Review: Roma

Director Alfonso Cuarón (Children of Men, Gravity) recreated the Mexico City neighborhood of his childhood to tell the story of Cleo, an indigenous woman who worked for his family and was an integral and loving part of his young life in the 1970s. Shot in gorgeous black and white, the film has all the details of a child’s memory, while foregrounding Cleo’s role and her struggles within the story of a middle class family going through some difficult changes. Roma is populated mostly by non-actors, and Yalitza Aparicio’s performance as Cleo is riveting. You’ll fall in love with her by the end. And I think that’s the point.

The film, like life, swings between the quotidian and the extraordinary. People are loving and they are awful to one another. Life is good and life is violent. And in between the kids play and Cleo cleans up after them. There are moments in the film that feel very Fellini-esque, with Cleo playing a very Giulietta Masina-like naif. But in other scenes, she is the strongest women on earth. It’s her film and Cuarón’s love for her pours through the lens. It is in fact a gorgeous love letter to his real nanny whose name is Libo.

Roma is a very arty film, and I absolutely loved it. I’ve seen it twice now. And I know it won’t be a mainstream hit. It is already getting some awards season love though, showing up on a lot of “best of 2018” lists, and it won the big prize at the Venice Film Festival. It’s coming to Netflix mid-December but I don’t think it will pick up a lot of viewers there since one of the big draws, at least for me, was the breathtaking beauty of it, which will be diminished on a small screen. If it sounds like your kind of film, get to a theater if you can, because that’s the way you need to see it.

I just got some awards season swag with a letter from Cuarón himself about the movie. In it he described his reasons for making Roma: In looking to my past, I wasn’t interested in a making a film wrapped in the warm blanket of nostalgia. I wanted to make a film about the past seen from the prism of my understanding of the present, and through it, examine my family, my city, my country and our world at large… and above all things, the random nature of existence. It’s here, in this experience of shared loneliness that is our meaningless existence, where the only solace we can find resides in our bonds of affection.

Yalitza Aparicio won the Middleburg Film Festival’s 2018 “Rising Star” Award, and I do hope she continues to act. She was in attendance and in the Q&A admitted that when she went to the casting call, she was afraid it might be human trafficking since that happens to her people. She also said that she had to be talked into it. Thanks goodness she listened to her family and went with it.
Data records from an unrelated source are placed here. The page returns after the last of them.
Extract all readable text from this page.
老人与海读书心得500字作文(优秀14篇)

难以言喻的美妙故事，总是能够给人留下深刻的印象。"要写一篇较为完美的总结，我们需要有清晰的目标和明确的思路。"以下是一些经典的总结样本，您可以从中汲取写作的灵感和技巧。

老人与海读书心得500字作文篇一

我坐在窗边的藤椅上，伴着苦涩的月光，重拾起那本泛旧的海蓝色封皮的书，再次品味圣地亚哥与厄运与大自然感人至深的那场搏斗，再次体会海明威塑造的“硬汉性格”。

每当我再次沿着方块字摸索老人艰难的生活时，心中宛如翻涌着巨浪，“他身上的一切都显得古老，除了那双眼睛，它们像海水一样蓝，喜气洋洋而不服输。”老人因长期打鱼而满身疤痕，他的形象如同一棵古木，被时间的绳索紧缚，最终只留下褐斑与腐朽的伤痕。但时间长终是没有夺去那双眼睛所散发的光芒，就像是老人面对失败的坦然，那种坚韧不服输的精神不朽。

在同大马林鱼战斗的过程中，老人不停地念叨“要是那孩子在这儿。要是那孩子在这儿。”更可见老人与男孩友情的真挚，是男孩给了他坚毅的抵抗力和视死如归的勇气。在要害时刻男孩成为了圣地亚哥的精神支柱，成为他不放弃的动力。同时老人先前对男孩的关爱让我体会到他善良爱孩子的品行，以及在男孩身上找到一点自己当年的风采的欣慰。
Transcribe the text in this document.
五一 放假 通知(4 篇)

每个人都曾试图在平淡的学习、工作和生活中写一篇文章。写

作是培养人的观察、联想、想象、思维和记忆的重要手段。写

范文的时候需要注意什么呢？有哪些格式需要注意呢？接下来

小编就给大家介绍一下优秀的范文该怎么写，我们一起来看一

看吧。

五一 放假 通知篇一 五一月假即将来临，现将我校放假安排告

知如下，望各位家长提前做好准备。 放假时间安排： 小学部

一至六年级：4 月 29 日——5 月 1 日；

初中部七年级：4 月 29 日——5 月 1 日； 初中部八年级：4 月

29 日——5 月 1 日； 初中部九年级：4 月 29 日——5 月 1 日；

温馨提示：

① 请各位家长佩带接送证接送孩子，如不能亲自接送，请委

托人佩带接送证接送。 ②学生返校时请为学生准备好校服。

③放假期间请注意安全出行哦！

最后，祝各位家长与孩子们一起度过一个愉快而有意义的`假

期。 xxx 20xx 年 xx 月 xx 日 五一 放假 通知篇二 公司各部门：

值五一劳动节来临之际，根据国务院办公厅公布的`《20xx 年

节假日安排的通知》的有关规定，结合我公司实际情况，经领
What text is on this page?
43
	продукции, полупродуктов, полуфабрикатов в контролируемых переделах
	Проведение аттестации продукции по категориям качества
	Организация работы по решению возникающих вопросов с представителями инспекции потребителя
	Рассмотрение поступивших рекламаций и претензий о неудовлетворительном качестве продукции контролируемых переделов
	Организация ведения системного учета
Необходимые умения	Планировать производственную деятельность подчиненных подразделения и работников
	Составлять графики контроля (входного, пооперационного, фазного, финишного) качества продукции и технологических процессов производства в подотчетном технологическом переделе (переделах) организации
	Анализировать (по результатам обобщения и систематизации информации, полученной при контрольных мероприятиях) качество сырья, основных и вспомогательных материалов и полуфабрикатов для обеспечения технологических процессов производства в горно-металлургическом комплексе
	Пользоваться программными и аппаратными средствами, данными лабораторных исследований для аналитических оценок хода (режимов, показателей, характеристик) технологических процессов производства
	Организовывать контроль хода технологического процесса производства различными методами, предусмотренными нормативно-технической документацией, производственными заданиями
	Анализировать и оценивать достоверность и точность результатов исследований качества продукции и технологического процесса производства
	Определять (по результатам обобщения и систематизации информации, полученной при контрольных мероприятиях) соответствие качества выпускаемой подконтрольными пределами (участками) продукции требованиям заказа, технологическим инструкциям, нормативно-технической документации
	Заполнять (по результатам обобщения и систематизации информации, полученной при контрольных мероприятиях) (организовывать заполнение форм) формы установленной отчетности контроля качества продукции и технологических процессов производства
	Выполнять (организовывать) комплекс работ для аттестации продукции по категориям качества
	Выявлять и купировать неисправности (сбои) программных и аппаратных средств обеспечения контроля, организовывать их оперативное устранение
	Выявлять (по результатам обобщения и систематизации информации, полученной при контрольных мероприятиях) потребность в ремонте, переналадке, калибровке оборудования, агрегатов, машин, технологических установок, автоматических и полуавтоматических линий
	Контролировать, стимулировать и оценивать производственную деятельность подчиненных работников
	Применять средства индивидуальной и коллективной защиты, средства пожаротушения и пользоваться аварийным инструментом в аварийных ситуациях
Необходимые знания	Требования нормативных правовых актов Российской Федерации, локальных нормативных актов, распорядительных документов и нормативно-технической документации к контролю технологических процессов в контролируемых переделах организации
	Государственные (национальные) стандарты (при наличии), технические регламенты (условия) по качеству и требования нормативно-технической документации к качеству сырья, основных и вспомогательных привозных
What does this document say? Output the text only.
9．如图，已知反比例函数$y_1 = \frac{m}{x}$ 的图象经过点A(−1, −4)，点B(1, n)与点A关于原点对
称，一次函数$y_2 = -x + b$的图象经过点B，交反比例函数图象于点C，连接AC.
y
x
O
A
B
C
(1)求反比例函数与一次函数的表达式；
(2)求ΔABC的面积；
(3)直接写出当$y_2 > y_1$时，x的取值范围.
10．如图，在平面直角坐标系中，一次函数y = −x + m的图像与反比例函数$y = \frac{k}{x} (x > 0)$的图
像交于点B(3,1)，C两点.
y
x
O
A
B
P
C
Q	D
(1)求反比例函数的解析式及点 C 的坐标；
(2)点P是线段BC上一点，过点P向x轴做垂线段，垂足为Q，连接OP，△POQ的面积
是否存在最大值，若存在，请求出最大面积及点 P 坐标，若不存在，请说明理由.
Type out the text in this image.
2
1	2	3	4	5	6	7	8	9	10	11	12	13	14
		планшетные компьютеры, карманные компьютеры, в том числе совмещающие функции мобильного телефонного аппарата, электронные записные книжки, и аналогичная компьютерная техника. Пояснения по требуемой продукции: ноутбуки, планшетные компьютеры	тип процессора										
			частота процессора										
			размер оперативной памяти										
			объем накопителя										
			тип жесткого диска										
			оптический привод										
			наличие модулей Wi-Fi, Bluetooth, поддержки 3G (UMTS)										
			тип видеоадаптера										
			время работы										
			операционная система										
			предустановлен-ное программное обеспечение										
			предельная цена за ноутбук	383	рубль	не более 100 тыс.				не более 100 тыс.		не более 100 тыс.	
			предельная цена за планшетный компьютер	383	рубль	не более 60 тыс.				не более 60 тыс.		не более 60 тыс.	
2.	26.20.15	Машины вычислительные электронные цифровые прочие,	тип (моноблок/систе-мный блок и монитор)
Mainstream Chick had this to say of the film: This black and white film from celebrated director Alfonso Cuarón was probably the most divisive film I saw at Middleburg, and it came on opening night. Reactions ranged from total awe to quiet disappointment, and even included a handful of walkouts. The film follows a young domestic worker named Cleo (first-time actress and recipient of MFF’s Rising Star Award, Yalitza Apararicio) who works for a family in Mexico City’s middle-class Roma neighborhood. Cuarón painstakingly recreated scenes from his own youth to showcase domestic strife and social hierarchy amid Mexico’s political turmoil of the 1970s. The film is beautifully shot, but is not everyone’s cup of tea. It’s Mexico’s submission for a ‘Best Foreign Language Film’ Oscar and is getting buzz for bigger awards consideration as well. But it’s more of a critical darling than a crowd pleaser. I was somewhat on the fence. Let’s just say Arty Chick enjoyed it far more than I did.